Do que se tem publicado sobre Augusto dos Anjos, é preciso distinguir, antes de mais nada, o que é crítica literária do que não pode ser assim considerado, por insuficiência metodológica ou porque não tem como objeto de estudo o fenômeno poético. Esta intersecção geradora de equívocos se constituiu e continua a constituir-se em resistente obstáculo para o verdadeiro entendimento do EU.
Com efeito, as conclusões realmente críticas não se excluem, não precisam ser refutadas, mesmo que entre elas exista um considerável espaço de tempo, propiciando a inovação da linguagem e dos recursos analíticos. Assim é que, depois dos estudos de Lúcia Helena e de Ferreira Gullar, a resposta enfática de Orris Soares sobre a escola literária a que Augusto pertenceu, ainda mais se reforça, agora apoiada em razões que ultrapassam "o individualíssimo sentir".
Fica evidente que o salto não foi assim abissal. Este processo acumulativo passou, naturalmente, pela formulação do professor Eduardo Portella em Uma Poética da Confluência, como por outros esforços construtivos. E o resultado é que o encadeamento de visões acabou por responder à Literatura Brasileira a que escola pertence ou não pertence a poesia de Augusto dos Anjos.

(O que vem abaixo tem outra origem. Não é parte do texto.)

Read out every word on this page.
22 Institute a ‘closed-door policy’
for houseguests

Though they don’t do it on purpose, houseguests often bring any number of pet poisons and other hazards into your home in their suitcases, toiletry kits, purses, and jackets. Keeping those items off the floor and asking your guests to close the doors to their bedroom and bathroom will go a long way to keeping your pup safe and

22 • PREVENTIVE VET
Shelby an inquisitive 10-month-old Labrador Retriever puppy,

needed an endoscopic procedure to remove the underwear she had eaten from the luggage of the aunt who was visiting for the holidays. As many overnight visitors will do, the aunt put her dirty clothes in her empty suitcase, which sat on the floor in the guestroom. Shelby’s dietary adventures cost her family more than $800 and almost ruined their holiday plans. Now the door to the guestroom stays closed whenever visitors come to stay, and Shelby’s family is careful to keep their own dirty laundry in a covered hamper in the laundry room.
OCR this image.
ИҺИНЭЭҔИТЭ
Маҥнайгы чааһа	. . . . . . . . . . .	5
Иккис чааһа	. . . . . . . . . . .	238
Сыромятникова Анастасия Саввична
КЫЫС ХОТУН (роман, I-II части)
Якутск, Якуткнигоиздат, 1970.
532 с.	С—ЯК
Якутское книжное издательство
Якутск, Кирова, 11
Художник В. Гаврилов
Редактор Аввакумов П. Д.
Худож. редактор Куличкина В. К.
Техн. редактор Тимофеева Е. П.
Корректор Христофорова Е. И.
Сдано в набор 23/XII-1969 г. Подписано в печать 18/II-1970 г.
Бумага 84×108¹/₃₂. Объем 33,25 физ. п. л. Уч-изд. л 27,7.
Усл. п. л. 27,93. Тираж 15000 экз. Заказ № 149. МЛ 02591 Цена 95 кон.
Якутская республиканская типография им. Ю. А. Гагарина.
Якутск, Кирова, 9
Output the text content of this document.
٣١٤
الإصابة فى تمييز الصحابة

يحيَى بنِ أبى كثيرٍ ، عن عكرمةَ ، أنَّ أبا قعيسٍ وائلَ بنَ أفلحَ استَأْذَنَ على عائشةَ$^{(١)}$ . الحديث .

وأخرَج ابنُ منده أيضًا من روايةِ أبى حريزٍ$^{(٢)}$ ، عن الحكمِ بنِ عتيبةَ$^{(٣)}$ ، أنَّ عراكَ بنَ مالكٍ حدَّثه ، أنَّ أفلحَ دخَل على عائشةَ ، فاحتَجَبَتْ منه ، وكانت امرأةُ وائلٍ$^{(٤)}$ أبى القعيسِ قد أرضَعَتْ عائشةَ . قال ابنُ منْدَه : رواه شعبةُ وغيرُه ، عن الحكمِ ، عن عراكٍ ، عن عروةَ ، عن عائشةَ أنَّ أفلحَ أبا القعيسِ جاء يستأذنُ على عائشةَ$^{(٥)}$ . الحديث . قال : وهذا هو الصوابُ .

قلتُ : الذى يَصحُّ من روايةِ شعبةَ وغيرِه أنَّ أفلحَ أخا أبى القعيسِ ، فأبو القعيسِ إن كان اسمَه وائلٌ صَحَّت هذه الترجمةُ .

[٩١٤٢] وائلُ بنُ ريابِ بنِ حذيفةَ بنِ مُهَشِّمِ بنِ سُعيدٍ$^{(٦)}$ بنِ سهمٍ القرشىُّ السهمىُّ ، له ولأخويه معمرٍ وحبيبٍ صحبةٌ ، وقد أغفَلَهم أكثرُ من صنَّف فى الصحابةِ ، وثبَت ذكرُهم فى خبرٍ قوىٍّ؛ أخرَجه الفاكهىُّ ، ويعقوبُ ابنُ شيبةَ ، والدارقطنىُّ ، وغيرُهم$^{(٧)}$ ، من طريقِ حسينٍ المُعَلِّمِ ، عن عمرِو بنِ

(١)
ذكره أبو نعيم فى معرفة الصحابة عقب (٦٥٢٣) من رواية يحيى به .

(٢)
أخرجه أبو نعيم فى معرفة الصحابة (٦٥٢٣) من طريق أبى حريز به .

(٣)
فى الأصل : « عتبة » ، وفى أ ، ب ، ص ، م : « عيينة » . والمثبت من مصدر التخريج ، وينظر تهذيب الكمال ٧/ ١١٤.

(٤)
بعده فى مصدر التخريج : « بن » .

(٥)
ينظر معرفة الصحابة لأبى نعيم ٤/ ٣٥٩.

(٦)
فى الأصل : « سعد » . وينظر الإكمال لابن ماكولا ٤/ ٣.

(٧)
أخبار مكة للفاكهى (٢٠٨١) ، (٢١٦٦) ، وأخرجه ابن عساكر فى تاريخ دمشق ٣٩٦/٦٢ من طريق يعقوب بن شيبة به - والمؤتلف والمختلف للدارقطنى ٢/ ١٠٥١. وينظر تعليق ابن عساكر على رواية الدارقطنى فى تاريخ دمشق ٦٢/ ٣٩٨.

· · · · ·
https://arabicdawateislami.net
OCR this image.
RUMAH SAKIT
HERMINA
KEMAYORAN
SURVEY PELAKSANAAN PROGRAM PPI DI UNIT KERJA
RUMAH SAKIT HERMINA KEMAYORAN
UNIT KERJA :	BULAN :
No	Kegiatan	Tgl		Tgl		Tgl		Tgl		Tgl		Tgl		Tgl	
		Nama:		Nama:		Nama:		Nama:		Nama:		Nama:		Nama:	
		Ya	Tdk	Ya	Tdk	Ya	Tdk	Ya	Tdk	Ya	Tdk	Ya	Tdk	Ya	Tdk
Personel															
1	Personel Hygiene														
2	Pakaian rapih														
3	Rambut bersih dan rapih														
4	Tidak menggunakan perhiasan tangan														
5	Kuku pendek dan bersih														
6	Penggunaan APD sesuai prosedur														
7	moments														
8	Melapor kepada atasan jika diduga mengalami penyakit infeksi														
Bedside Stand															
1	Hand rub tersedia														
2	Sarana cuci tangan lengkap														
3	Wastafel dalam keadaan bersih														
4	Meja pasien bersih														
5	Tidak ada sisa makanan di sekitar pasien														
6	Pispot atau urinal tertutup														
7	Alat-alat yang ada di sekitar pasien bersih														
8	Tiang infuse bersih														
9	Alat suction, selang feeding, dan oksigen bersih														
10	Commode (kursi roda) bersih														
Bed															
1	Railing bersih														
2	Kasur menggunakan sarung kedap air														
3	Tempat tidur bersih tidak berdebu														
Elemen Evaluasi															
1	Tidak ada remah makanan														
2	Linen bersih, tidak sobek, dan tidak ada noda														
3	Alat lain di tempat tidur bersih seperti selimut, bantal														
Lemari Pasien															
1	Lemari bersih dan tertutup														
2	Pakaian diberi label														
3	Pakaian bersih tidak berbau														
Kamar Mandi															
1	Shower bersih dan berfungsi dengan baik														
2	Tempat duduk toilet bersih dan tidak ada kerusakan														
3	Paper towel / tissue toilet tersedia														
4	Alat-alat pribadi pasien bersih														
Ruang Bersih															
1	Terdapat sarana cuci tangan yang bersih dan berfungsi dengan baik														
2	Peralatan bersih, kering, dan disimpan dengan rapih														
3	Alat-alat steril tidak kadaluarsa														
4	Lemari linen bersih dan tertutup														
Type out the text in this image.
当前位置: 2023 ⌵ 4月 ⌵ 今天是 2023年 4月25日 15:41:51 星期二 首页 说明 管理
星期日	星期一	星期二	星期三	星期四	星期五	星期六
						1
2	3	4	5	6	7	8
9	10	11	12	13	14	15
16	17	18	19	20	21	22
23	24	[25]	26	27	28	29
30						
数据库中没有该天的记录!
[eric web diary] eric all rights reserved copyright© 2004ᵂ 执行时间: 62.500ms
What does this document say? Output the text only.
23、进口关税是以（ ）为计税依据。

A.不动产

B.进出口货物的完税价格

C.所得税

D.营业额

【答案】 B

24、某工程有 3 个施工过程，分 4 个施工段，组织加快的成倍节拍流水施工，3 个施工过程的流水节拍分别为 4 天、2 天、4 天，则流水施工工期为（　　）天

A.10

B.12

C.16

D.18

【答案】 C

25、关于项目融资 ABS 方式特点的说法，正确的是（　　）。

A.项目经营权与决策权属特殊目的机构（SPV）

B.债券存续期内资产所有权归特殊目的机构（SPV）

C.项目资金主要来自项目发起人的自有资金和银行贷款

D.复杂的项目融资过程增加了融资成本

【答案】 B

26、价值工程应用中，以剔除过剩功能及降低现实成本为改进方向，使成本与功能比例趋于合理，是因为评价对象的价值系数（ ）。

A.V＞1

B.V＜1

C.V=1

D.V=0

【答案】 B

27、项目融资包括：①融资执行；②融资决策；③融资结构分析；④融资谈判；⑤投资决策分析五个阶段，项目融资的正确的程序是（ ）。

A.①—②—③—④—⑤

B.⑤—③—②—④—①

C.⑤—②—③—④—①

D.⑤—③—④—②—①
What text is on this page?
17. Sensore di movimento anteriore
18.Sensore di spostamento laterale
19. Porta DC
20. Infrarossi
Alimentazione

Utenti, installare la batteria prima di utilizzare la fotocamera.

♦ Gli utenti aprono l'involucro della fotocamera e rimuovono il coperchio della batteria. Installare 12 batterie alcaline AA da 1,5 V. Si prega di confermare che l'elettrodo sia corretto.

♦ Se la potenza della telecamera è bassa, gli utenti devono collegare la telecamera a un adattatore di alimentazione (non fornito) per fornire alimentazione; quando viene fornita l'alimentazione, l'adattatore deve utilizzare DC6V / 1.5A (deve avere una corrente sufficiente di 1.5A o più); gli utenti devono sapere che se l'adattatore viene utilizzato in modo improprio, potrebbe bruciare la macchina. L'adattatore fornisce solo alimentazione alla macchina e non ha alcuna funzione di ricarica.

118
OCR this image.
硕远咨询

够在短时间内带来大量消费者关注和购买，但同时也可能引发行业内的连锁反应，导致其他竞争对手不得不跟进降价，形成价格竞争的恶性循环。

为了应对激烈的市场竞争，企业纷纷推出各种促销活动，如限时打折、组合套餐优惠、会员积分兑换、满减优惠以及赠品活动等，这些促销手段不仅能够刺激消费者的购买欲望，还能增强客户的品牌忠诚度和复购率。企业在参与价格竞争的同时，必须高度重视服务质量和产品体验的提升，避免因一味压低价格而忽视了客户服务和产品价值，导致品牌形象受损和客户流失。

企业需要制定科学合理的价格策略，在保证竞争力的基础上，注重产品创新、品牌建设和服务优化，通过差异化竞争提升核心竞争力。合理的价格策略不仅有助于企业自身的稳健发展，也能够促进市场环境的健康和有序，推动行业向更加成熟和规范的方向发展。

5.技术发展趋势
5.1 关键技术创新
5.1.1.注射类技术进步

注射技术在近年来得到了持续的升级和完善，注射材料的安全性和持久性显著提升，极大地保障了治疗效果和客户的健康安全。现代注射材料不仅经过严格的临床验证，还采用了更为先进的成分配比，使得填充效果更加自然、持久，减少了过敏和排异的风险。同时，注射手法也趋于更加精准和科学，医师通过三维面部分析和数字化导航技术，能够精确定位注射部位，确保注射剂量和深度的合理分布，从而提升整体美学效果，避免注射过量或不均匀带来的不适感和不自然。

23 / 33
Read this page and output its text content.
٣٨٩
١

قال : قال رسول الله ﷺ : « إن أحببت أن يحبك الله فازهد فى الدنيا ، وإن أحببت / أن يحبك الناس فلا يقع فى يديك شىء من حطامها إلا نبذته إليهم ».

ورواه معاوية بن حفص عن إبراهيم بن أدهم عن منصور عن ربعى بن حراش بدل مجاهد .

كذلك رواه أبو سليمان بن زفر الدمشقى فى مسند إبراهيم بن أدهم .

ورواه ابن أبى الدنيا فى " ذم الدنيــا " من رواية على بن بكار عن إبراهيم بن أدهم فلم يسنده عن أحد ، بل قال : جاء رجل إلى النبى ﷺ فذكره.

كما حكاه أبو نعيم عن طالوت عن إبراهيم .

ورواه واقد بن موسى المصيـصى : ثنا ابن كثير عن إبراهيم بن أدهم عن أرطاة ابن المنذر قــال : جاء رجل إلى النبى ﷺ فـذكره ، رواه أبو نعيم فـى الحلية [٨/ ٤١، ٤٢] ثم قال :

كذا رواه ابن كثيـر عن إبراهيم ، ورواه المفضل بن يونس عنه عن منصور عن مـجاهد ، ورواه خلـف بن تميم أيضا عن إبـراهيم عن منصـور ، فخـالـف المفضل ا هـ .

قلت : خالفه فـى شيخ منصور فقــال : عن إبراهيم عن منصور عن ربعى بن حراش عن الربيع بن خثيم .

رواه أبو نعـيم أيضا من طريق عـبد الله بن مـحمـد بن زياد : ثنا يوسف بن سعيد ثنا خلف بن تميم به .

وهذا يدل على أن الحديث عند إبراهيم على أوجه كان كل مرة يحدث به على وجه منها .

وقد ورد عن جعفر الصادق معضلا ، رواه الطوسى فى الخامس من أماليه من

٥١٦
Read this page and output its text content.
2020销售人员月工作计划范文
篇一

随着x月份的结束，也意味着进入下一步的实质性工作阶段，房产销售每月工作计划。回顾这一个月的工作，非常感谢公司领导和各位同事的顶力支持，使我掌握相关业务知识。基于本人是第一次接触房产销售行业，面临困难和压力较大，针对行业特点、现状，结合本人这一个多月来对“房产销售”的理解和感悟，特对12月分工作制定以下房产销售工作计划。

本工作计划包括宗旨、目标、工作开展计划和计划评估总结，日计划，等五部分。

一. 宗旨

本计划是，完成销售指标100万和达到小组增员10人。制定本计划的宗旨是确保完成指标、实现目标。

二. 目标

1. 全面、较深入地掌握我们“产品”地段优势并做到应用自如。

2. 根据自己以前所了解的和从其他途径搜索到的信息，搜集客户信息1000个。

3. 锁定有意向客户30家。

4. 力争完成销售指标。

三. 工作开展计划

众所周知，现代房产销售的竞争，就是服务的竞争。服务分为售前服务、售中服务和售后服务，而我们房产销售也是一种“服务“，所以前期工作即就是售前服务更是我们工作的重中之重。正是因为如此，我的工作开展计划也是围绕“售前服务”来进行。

Tudo faz crer, portanto, que o problema não reside em, um dia, ter sido a crítica biográfica ou impressionista. Mas em não ter sido crítica. Ou, por outro lado, em permanecer apenas biográfica ou impressionista, desconhecendo as conclusões e potencialidades do seu tempo.
Sem perder a perspectiva histórica, a consciência das possibilidades e limites espaço-temporais, o leitor poderá refazer este percurso ascensional em relação a muitas outras questões de fundamental interesse para a compreensão do EU. Os principais equívocos estão refutados e já não se pode falar em "infortúnio crítico", como há onze anos, quando o Instituto Nacional do Livro lançava a coletânea organizada pelo professor Afrânio Coutinho.
Os estudiosos de Augusto dos Anjos dos Anjos encontrarão "lavrado o campo, a casa limpa", "a mesa posta". E o texto do EU em desafio, esperando que novos ensaios se disponham a colocar "cada coisa em seu lugar".
Lamentavelmente, entre os futuros trabalhos faltará um que ficou em notas. Aquele que revelaria em Augusto "trágico sem a sua hora". Que, buscando nos mais diferentes níveis, a transcendência dos elementos configuradores do poético, encontraria, na presença da evolução e da ciência, a fatalidade com outro nome, "fatalidade que tudo vai fazer fenecer e perecer". Que descobriria no tema da morte a colocação não apenas "do poder da Morte ou da simples destruição. Mas a presença do fracasso, do aviltamento, da dor, no que ela tem de humilhante, do sofrimento inútil do homem - tudo isso que mais o mancha do que mata". Que entenderia "a eloquência de Augusto como solução (artística)" - o ensaio que o professor Juarez da Gama Batista não teve tempo de escrever.